When you were twenty-one, you did whatever you wanted without a care in the world. It didn’t matter how you couldn’t see any future with your boyfriend, all that mattered was how happy he made you feel. It didn’t matter how dim your career prospects were, after all, you knew you would find a better one eventually. It didn’t matter how bad your grades were, as long as you were able to graduate, you thought it was all going to be okay.
It didn’t matter if you hated yourself or your life because one day you would figure everything out and things would fall seamlessly into place.
When you were twenty-one, you only wanted to live in the moment. You felt that you were impossibly young and you were only beginning to make your mark in the world. You were lost but you knew that eventually, everything would make sense.
Fast forward, you are twenty-five. It happened gradually, but one day, you got a rude shock that you are no longer as young as you thought you were. You wondered where the years went. You moved on from your first love—the one you thought you would never get over. You had your heart broken more than once, you lost friends who you thought you would be friends forever, and you now feel the burden of your age.
You constantly feel that you need to do more.

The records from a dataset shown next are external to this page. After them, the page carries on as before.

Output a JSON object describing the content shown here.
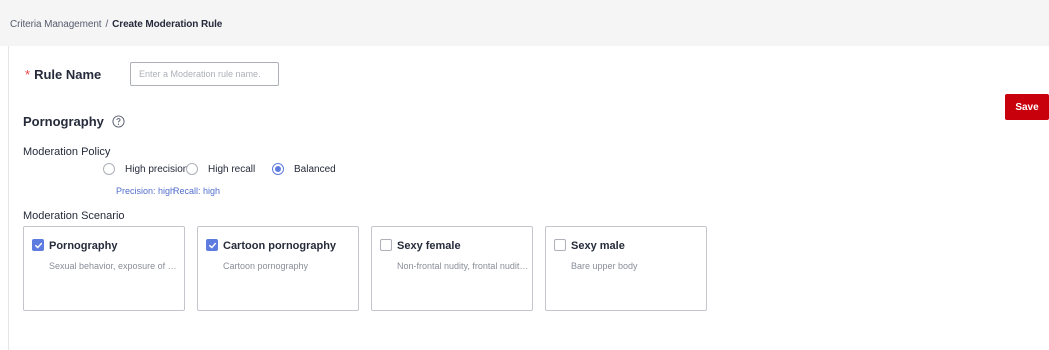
{
  "breadcrumb": {
    "parent": "Criteria Management",
    "separator": "/",
    "current": "Create Moderation Rule"
  },
  "rule_name": {
    "required_mark": "*",
    "label": "Rule Name",
    "placeholder": "Enter a Moderation rule name.",
    "value": ""
  },
  "save_label": "Save",
  "section": {
    "title": "Pornography",
    "help_icon": "question-circle-icon"
  },
  "policy": {
    "label": "Moderation Policy",
    "options": [
      {
        "label": "High precision",
        "checked": false
      },
      {
        "label": "High recall",
        "checked": false
      },
      {
        "label": "Balanced",
        "checked": true
      }
    ],
    "hints": [
      "Precision: high",
      "Recall: high"
    ]
  },
  "scenario": {
    "label": "Moderation Scenario",
    "cards": [
      {
        "title": "Pornography",
        "desc": "Sexual behavior, exposure of sexual organs",
        "checked": true
      },
      {
        "title": "Cartoon pornography",
        "desc": "Cartoon pornography",
        "checked": true
      },
      {
        "title": "Sexy female",
        "desc": "Non-frontal nudity, frontal nudity, and so on",
        "checked": false
      },
      {
        "title": "Sexy male",
        "desc": "Bare upper body",
        "checked": false
      }
    ]
  },
  "colors": {
    "primary": "#5e7ce0",
    "danger": "#c7000b",
    "hint": "#526ecc",
    "required": "#e54545"
  }
}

You need to change. You need to do something.
You are not the youngest in your workplace anymore. Your employers are not as forgiving towards you, as you are supposed to be more experienced than the fresh graduates. Your parents wish you could start acting more like your age as you are supposed to be wiser and more mature. Life throws a curveball at you and obstacles after obstacles begin building up despite your best effort to combat them.
You feel like a child still learning the ways of adulting, yet you are pushed into your new responsibilities when you are barely ready. You feel aimless, like a ship wandering, lost in the stormy sea trying to find a direction in your life.
You feel terrified that your life is passing you by and there is nothing you can do. You feel resentful that the life you envisioned you would have at twenty-five is nothing like what happened.
You want to seek comfort that there are other lost twenty-five-year-olds out there, just as confused as you are. Except that everyone else seems to have their life perfectly in order.
Their lives seem to be following the conventional path where they graduate, secure a stable job, and get married. Their lives seem to be so smooth-sailing, while yours is exactly the opposite of that. They seem to be having it all while you feel that you have nothing.
But surely some part of you must have known that nobody’s life is perfect. Everyone is going through some struggles at one time or another. And even if their life is perfect, that has nothing to do with how you are going to live your life.
Maybe you can use their success to inspire you. That if it can happen to them, it can happen to you too. Maybe you can learn from them and be open to asking for help if you are really struggling.
Or maybe you can learn to accept that life is indeed unfair. That sometimes even when you put in your one hundred percent, it is still not good enough. That while you can try your hardest and refuse to give up no matter what, certain things are just not meant to be.
Maybe you can learn to let go. Let go of the need to be perfect, to follow the conventional path, and to control what you cannot predict.
After all, there is no perfect way to be twenty-five. As long as you never lose the drive and hunger to live life, and as long as you keep on living and struggling, you are doing just fine.